Comparison recordings of Spem 
                in Alium: 
                Richard Westenberg, Musica Sacra Chorus, 
                BMG/RCA Dolby Surround 09026-60970-2 
                
                Peter Phillips, The Tallis Scholars. 
                Gimell 454 906-2 
              
My late room-mate used 
                to enjoy teasing me about directional 
                recordings. When I would excitedly rush 
                home from the shop with a new recording 
                of a work in stereo where I had heretofore 
                only had one in monophonic sound, he 
                would solemnly ask, "....but did 
                he write it in stereo?" 
                A pity he is not here to hear me triumphantly 
                proclaim, yes, Tallis did indeed write 
                this work in quadraphonic sound. These 
                forty very capable musicians make up 
                eight choirs of five voices each arranged 
                in pairs in the pattern of a cross, 
                and indeed do sing from the four speakers 
                in the corners of your listening room. 
              
 
              
The genesis of the 
                work is interesting. In 1567 Alessandro 
                Striggio came to London from Mantua 
                with a forty voice motet of his own. 
                An English nobleman who heard the concert 
                asked whether or not an Englishman could 
                "set so good a song." Tallis 
                took up the challenge; apparently the 
                first performance of the work was "in 
                the round" as heard on this recording. 
                Three years after his death, Tallis’s 
                anthem Absterge Domine was sung to the 
                words Discomfort them, O Lord 
                as a prayer for the defeat of the Spanish 
                Armada. 
              
 
              
Make no mistake, this 
                is a beautiful recording, but not a 
                perfect one, for at times during the 
                louder moments of Spem in alium 
                and Salve intemerata the hall 
                acoustic tends to ring disagreeably. 
                The quieter sections of these and other 
                works on this disk are most effective. 
                It could be a question of microphone 
                placement; I don’t detect that the acoustic 
                has been electronically altered. 
              
A contemporary music 
                critic referred to this type of church 
                music as "A pleasant experience 
                much drawn out." But nobody went 
                to sleep during a Tallis concert for 
                just as you get used to the wash of 
                exquisite consonance, he will throw 
                you a dissonant passing tone and wake 
                you up. His putative pupil William Byrd 
                could do this as well, with equal skill, 
                no mean trick in modal harmony. 
              
 
              
On any recording of 
                the music of Tallis, the inevitable 
                question must be answered: No, this 
                disk does not contain the piece upon 
                which Vaughan Williams based his Tallis 
                Fantasia. I know of no recording 
                of that work, and I had to find the 
                score and make myself a MIDI file in 
                order to hear it played on my computer. 
              
 
              
Sound in the DVD-Audio 
                tracks is excellent except for the slight 
                ringing tendency on the louder passages. 

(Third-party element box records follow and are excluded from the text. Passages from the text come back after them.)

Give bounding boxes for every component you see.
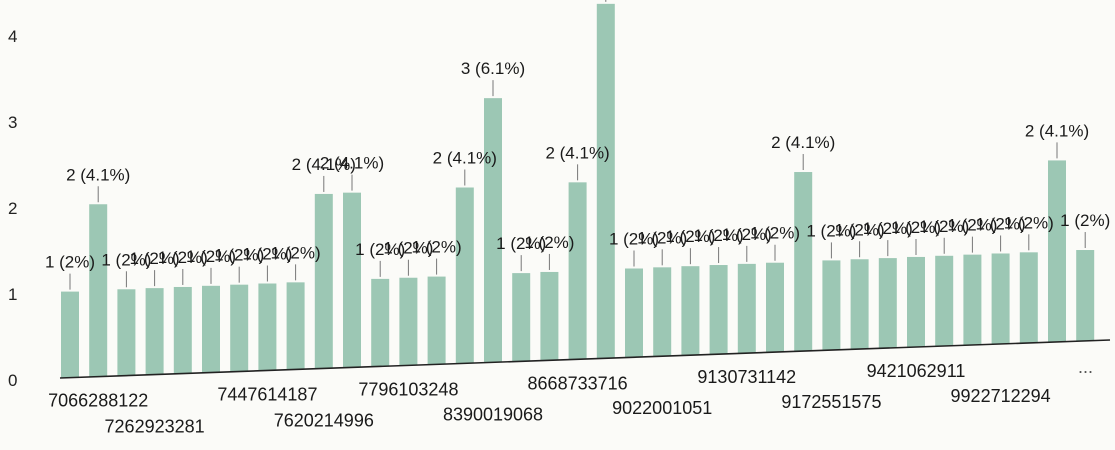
y-tick-label: 2 [8,199,17,218]
x-tick-label: 8668733716 [528,373,628,393]
bar [230,284,249,372]
data-label: 1 (2%) [214,246,264,265]
bar [258,283,277,371]
x-tick-label: 8390019068 [443,404,543,424]
data-label: 1 (2%) [637,228,687,247]
bar [1019,252,1038,343]
x-tick-label: 7447614187 [217,384,317,404]
data-label: 1 (2%) [947,216,997,235]
x-tick-label: 9172551575 [781,392,881,412]
bar [596,3,615,359]
data-label: 2 (4.1%) [292,155,356,174]
data-label: 1 (2%) [1060,211,1110,230]
bar [625,268,643,358]
bar [822,260,841,351]
data-label: 1 (2%) [496,234,546,253]
data-label: 1 (2%) [242,245,292,264]
x-tick-label: 9022001051 [612,398,712,418]
x-tick-label: 7796103248 [358,379,458,399]
data-label: 1 (2%) [694,226,744,245]
y-tick-label: 4 [8,27,17,46]
data-label: 2 (4.1%) [433,148,497,167]
x-tick-label: 9922712294 [951,386,1051,406]
bar [709,265,728,355]
y-tick-label: 1 [8,285,17,304]
bar [484,98,502,363]
data-label: 1 (2%) [45,253,95,272]
bar [766,262,784,353]
bar [878,258,897,349]
data-label: 2 (4.1%) [66,165,130,184]
y-tick-label: 0 [8,371,17,390]
x-tick-label: 9421062911 [867,361,966,381]
bar [991,253,1010,344]
more-categories-ellipsis: ... [1078,357,1093,377]
data-label: 1 (2%) [130,249,180,268]
bar [286,282,305,370]
bar [653,267,672,357]
bar [737,263,756,354]
data-label: 3 (6.1%) [461,59,525,78]
y-tick-label: 3 [8,113,17,132]
data-label: 1 (2%) [355,240,405,259]
bar [681,266,700,356]
data-label: 1 (2%) [101,250,151,269]
bar-series [61,3,1095,378]
data-label: 1 (2%) [271,243,321,262]
x-tick-label: 9130731142 [697,367,796,387]
data-label: 1 (2%) [919,217,969,236]
bar [117,289,136,376]
x-axis-line [59,339,1111,379]
data-label: 1 (2%) [609,229,659,248]
bar [173,286,192,374]
bar [427,276,446,365]
bar [371,278,390,367]
data-label: 2 (4.1%) [545,143,609,162]
data-label: 1 (2%) [524,233,574,252]
bar [89,204,108,377]
bar [568,182,587,360]
x-tick-label: 7066288122 [48,391,148,411]
x-tick-label: 7620214996 [274,410,374,430]
data-label: 2 (4.1%) [1025,121,1089,140]
data-label: 2 (4.1%) [771,133,835,152]
bar [794,172,813,352]
data-label: 1 (2%) [750,224,800,243]
data-label: 1 (2%) [976,214,1026,233]
bar [963,254,982,345]
data-label: 1 (2%) [835,220,885,239]
bar [907,256,925,348]
data-label: 1 (2%) [186,247,236,266]
bar [145,288,164,375]
data-label: 1 (2%) [806,221,856,240]
bar [61,291,79,378]
data-label: 1 (2%) [891,218,941,237]
x-axis-tick-labels: 7066288122 7262923281 7447614187 7620214996… [48,361,1051,437]
data-label: 1 (2%) [383,239,433,258]
bar [512,273,531,362]
data-label: 1 (2%) [722,225,772,244]
bar [540,271,559,361]
data-label: 2 (4.1%) [320,154,384,173]
bar [343,192,361,368]
data-label: 1 (2%) [412,238,462,257]
x-tick-label: 7262923281 [105,417,205,437]
data-label: 1 (2%) [665,227,715,246]
bar [1048,160,1066,342]
data-label: 1 (2%) [863,219,913,238]
bar [314,193,333,369]
data-label: 1 (2%) [158,248,208,267]
bar [850,259,869,350]
data-label: 1 (2%) [1004,213,1054,232]
data-labels: 1 (2%)2 (4.1%)1 (2%)1 (2%)1 (2%)1 (2%)1 … [45,0,1110,290]
bar [1076,250,1095,341]
y-axis-tick-labels: 0 1 2 3 4 [8,27,17,390]
bar [935,255,954,347]
bar [455,187,474,364]
bar [202,285,220,373]
bar [399,277,418,366]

                The dts tracks preserve most 
                of the precise directionality and much 
                of the smoothness of the DVD-Audio tracks, 
                while the Dolby tracks tend to a little 
                more mushy an acoustic and have a higher 
                distortion level, about like a CD would 
                be. I have not had the opportunity to 
                hear an SACD release of this recording. 
              
 
              
Musica Sacra is a New 
                York group of considerable reputation; 
                they rush through Spem in alium 
                in under eight minutes. They avoid acoustical 
                overload in the cathedral of St. John 
                the Divine by singing rather quietly 
                and with supporting lines dropping in 
                volume behind solo lines. Their recording 
                released in Dolby Surround Sound does 
                provide sound sources throughout the 
                listening space, although not with the 
                accuracy of the discrete 4.0 sound, 
                however beautifully they sing and however 
                smooth and ambient the recording. Matrix 
                quad (such as AC-3, that is Dolby Surround) 
                is like sex in that it only works if 
                you don’t try to figure it out. Even 
                the recording by The Tallis Scholars, 
                who complete the work in just under 
                ten minutes and who sing with drama 
                as well as sweetness, expands satisfactorily 
                in surround sound processing to fill 
                the listening space. Both these recordings 
                avoid the ringing overload heard on 
                the Summerly recording. Heard under 
                optimum circumstances, these three recordings 
                are different but are dead equals in 
                terms of overall beauty and commitment.